Every provider must be given the same redirect URI in its developer console:

https://<your-base-url>/api/auth/oauth/<provider>/callback

For example https://odeion.example.com/api/auth/oauth/google/callback. The base URL must match the Base URL in Admin > Settings > General exactly. OAuth requires the server to be reachable over HTTPS; see Reverse Proxy.

  1. Create an OAuth client ID in the Google Cloud Console (type: Web application).
  2. Add the redirect URI shown above with google as the provider.
  3. Copy the client ID and client secret into Odeion and enable the provider.

After saving, use the Test button next to the provider. It verifies that the required fields are set and that the provider’s public endpoint is reachable. A green result means the basics are right, not that a full sign-in round-trip succeeded, so finish by trying a real login.

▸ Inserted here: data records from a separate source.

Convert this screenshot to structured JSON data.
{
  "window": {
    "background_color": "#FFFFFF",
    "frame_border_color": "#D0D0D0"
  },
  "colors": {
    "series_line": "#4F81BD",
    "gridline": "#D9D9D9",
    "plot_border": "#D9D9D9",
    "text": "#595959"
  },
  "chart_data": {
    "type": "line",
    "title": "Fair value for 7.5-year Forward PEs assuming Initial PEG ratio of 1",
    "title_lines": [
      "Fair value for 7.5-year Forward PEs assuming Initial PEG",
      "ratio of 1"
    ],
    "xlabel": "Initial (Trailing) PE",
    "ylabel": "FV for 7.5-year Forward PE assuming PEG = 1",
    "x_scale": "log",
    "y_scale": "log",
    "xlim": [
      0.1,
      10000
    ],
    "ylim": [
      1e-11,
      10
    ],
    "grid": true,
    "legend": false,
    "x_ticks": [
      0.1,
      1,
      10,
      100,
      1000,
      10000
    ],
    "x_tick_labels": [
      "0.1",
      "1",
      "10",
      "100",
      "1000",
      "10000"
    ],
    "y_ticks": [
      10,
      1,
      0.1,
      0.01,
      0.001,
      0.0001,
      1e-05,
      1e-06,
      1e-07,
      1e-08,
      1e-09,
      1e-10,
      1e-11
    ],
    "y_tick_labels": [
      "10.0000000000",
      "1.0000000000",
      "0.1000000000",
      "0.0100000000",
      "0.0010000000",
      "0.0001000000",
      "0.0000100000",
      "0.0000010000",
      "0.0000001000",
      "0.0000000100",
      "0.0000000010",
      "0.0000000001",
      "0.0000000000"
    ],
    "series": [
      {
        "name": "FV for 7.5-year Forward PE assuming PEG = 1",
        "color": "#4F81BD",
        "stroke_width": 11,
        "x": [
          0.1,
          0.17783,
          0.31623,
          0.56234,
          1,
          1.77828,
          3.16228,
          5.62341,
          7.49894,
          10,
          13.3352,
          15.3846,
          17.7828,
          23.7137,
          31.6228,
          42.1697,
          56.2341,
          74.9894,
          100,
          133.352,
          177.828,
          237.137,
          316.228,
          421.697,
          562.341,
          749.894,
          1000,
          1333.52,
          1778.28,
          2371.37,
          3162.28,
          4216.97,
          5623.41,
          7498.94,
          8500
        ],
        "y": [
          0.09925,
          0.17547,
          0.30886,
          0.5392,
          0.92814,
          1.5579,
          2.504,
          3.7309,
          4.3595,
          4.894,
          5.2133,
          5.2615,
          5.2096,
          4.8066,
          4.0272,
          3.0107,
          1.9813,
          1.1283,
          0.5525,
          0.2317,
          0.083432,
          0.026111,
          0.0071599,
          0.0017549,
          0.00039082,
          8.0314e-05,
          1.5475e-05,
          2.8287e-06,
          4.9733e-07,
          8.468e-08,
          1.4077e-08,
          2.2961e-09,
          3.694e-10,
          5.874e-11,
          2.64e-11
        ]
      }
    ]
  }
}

For an identity that is already known, the OAuth flow signs the user straight in. For a new identity, the flow pauses and asks for an invite code and username before the account is created. OAuth does not bypass invite-only registration.

The pending-signup step is short-lived: the one-time exchange code issued after the provider callback expires after 60 seconds and is single-use.

The iOS app uses Apple’s native sign-in sheet instead of a browser redirect. The app sends the resulting identity token to the server for verification, and the rest of the flow (existing identity signs in, new identity needs an invite) is identical to the web flow. This requires the Apple provider to be configured with a bundle ID.